“One day while studying for my MCAT (medical college admissions test) at the community pasture where my boyfriend worked, I realized that I was much happier when I was outside,” Ferguson recalls, who is now in her first year of studies at the Western College of Veterinary Medicine (WCVM). “I decided that animals make far better patients, and I’d be happier working with the cows and horses than I’d ever be if I was stuck in a hospital all day.”
While growing up on the family acreage near Onanole, Man., Ferguson had spent lots of time around the family’s horses and dogs. She shared her mom’s interest in horses and enjoyed riding, barrel racing and showing horses.
As a member of the Riding Mountain Wranglers 4-H Club for several years, Ferguson participated in annual trail rides and horsemanship clinics as well as public speaking competitions. She values the life skills she learned as a 4-H member and is particularly grateful for the confidence she gained while competing in district and regional public speaking competitions.
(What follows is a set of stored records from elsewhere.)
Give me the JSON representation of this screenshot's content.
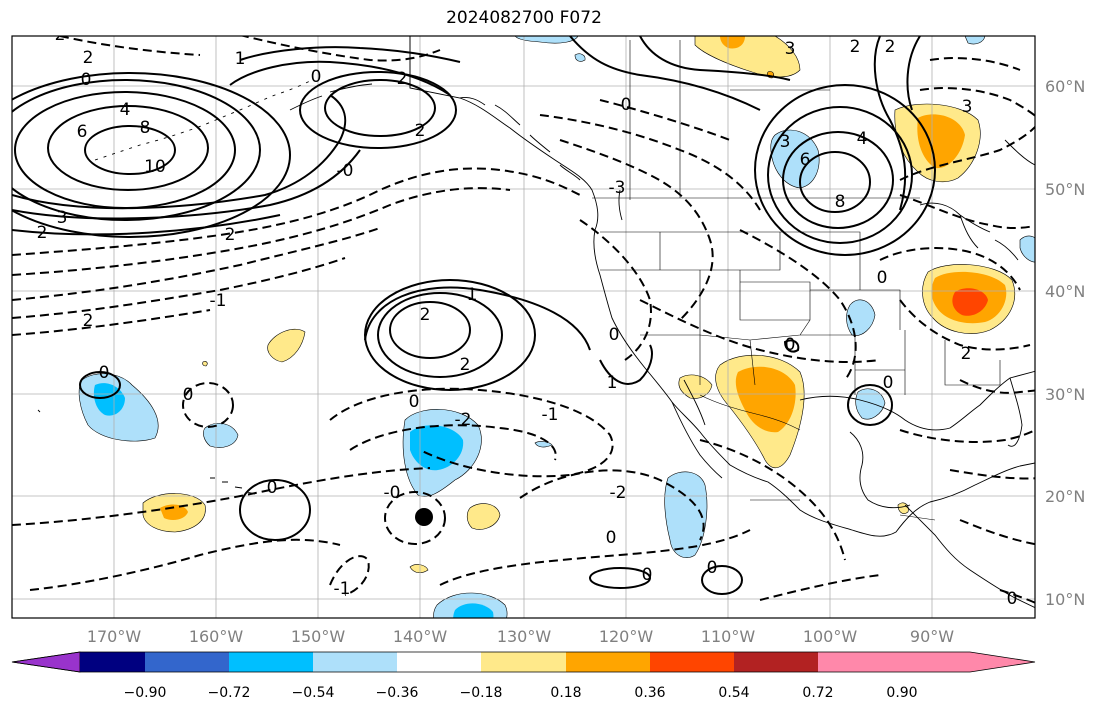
{
  "title": "2024082700 F072",
  "lat_labels": [
    "60°N",
    "50°N",
    "40°N",
    "30°N",
    "20°N",
    "10°N"
  ],
  "lon_labels": [
    "170°W",
    "160°W",
    "150°W",
    "140°W",
    "130°W",
    "120°W",
    "110°W",
    "100°W",
    "90°W"
  ],
  "colorbar": {
    "ticks": [
      "−0.90",
      "−0.72",
      "−0.54",
      "−0.36",
      "−0.18",
      "0.18",
      "0.36",
      "0.54",
      "0.72",
      "0.90"
    ],
    "colors": [
      "#9933cc",
      "#000080",
      "#3366cc",
      "#00bfff",
      "#aee0fa",
      "#ffffff",
      "#ffe98a",
      "#ffa500",
      "#ff4500",
      "#b22222",
      "#ff88aa"
    ]
  },
  "contour_labels": {
    "l1": "2",
    "l2": "2",
    "l3": "1",
    "l4": "0",
    "l5": "0",
    "l6": "2",
    "l7": "4",
    "l8": "6",
    "l9": "8",
    "l10": "10",
    "l11": "2",
    "l12": "0",
    "l13": "-0",
    "l14": "-3",
    "l15": "3",
    "l16": "2",
    "l17": "2",
    "l18": "3",
    "l19": "2",
    "l20": "3",
    "l21": "6",
    "l22": "8",
    "l23": "4",
    "l24": "0",
    "l25": "2",
    "l26": "3",
    "l27": "-1",
    "l28": "2",
    "l29": "1",
    "l30": "2",
    "l31": "0",
    "l32": "2",
    "l33": "0",
    "l34": "-2",
    "l35": "1",
    "l36": "-1",
    "l37": "0",
    "l38": "0",
    "l39": "0",
    "l40": "-0",
    "l41": "-2",
    "l42": "0",
    "l43": "-1",
    "l44": "0",
    "l45": "0",
    "l46": "2",
    "l47": "0",
    "l48": "0",
    "l49": "0"
  }
}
As Ferguson progressed through school, she developed a strong interest in science and medicine but was always torn between a career in veterinary medicine and one in human medicine. Even after she’d decided to gear her studies towards human medicine, she managed to keep her options open by taking general science and animal-related courses.
Once Ferguson had her moment of clarity and decided to change her focus to veterinary medicine, she realized that it was a perfect fit for her and her lifestyle.
“Veterinary medicine is much more suited to my personality and the way of life that I want to live,” Ferguson explains. “It would also allow me to practise in a rural area and still perform surgeries that would not be available if I was a physician.”
Ferguson set out to gain as much diverse experience with animals as she could. She’d already gained experience with cattle while working with her boyfriend and his family on their farm, and she continued to help them out with artificial insemination, pregnancy checking and general maintenance of their herd.
Ferguson also travelled to Australia where she worked with sheep on a farm and in a clinic, and she shadowed the specialists at an equine reproduction clinic and an equine veterinary clinic.
In order to get experience in a clinical setting, Ferguson volunteered at Grand Valley Animal Clinic, a mixed animal clinic in Brandon, Man. She particularly appreciated the help and encouragement she was given by all of the supportive staff who willingly shared their advice and knowledge.
“My volunteer experience at the clinic helped give me an idea of what my future would look like if I were to go into a mixed animal practice,” says Ferguson. “It included dealing with clients, handling emergency situations, fast-paced environments and working as a team.”
In September, Ferguson and her 78 classmates received an official welcome to the WCVM and to the veterinary profession during a white coat ceremony in Saskatoon, Sask. Now that she’s a veterinary student, Ferguson is confident that the profession is the right choice for her. While she enjoys all of her classes, her favourite subject so far has been animal behaviour – an interesting class with fun labs that’s taught by Dr. Stookey, a great professor for an early morning class.
As Ferguson contemplates her future, she looks forward to becoming a veterinarian and a ranch owner: “I’m interested in pursuing a career as a mixed animal practitioner in a rural area, and I hope to ranch with my boyfriend. I enjoy working with both large and small animals, and I enjoy being outside in the company of animals and helping in their care and maintenance.”